Enhanced modular motion control programming software
Programmers no longer need to start over with each machine iteration or upgrade. Programming becomes more efficient and machines more functional using reliable, field tested modules. Experience shows that a majority of software for most new machines can be generated using code developed for previous generations or which can be provided in the form of technology modules from system partners.
With application templates and ready-made standard software modules, programmers can potentially cover up to 80% of all their software engineering requirements for standardized machine modules.
The latest programming software provides extensive application templates for conveying, cutting and other common machine motions and mechanisms, such as temperature control areas. The programming software template represents the machine’s primary application—and serves as a virtual drawing board onto which the designer inserts different block modules representing sub-applications to create a complete machine.
A range of software modules are available for feeding, unwinding, sealing, cross-sealing, discharging and other applications, with templates for important structures, such as error handling, state switching, and communication interfaces.
By distilling the process of assembling basic machine tasks, these software modules allow the design engineer to focus on higher level decision-making, specifying options and customized refinements that help differentiate machine offerings. The template-based programming software automatically adjusts related functions when a module is added, omitted or altered, which mitigates the domino effect, whereby new problems can be created.
Application programming templates allow PLC software to be inserted and extracted for the purpose of adding or omitting tasks in different parts of the machine, without completely re-engineering the machine.
This modular ‘building block’ approach retains its structural integrity throughout the programming process, which opens new avenues for machine builders to offer machine motion control variations or specialized offerings to a supplier requiring certain machine tasks, without starting over.
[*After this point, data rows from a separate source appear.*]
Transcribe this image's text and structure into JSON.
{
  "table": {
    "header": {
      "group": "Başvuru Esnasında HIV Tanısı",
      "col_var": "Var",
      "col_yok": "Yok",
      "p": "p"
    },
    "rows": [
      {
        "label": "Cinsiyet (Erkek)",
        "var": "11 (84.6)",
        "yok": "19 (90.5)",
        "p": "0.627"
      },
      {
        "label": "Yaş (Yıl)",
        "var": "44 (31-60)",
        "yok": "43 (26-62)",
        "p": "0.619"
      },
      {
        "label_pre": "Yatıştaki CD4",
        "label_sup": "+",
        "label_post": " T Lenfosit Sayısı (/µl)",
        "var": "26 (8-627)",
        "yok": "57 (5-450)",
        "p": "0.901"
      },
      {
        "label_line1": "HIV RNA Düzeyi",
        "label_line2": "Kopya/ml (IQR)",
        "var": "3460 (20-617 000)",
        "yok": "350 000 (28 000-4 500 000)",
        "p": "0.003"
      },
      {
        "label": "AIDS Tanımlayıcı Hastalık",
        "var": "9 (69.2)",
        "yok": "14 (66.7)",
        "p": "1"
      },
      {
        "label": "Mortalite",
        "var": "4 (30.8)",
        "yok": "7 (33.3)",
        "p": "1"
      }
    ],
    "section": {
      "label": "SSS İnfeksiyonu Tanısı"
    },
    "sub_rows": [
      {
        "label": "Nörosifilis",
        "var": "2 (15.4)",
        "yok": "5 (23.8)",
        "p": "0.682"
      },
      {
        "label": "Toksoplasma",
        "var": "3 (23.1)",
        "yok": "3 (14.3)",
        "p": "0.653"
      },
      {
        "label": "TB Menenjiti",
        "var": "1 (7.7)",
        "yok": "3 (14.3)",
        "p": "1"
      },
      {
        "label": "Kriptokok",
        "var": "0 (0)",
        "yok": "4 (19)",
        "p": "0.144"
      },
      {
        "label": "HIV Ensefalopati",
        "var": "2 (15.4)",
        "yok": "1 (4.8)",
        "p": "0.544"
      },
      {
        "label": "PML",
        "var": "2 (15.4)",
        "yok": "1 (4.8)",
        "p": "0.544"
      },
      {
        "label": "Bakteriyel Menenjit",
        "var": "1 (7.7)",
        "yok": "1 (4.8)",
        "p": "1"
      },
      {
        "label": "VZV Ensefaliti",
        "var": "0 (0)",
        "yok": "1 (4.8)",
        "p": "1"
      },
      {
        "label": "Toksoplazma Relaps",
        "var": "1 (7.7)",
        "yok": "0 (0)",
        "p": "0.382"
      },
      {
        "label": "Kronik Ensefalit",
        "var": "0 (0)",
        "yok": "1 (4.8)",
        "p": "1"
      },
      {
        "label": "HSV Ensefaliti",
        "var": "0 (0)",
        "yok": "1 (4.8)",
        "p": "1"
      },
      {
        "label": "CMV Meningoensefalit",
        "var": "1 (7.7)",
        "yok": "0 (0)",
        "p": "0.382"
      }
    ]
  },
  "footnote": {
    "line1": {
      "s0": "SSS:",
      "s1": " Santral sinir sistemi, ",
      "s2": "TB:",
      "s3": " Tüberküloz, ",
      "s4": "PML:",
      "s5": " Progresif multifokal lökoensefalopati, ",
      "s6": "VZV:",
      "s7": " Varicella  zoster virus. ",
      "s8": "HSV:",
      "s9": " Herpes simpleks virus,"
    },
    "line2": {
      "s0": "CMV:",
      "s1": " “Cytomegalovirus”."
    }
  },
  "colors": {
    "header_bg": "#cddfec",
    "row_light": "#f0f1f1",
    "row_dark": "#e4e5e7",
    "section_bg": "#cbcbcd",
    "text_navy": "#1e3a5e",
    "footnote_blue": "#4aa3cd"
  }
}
This can save considerable time and be particularly useful in certain industries, such as dynamic packaging applications where end users frequently require flexibility in material type, product sizing and changeovers in runs. The bottom line is that the use of standardized and re-useable software modules offers greater freedom for devising and testing special features of a machine, which then impress the end user and provide decisive purchase incentives.
Chuck Edwards is president of Lenze Americas.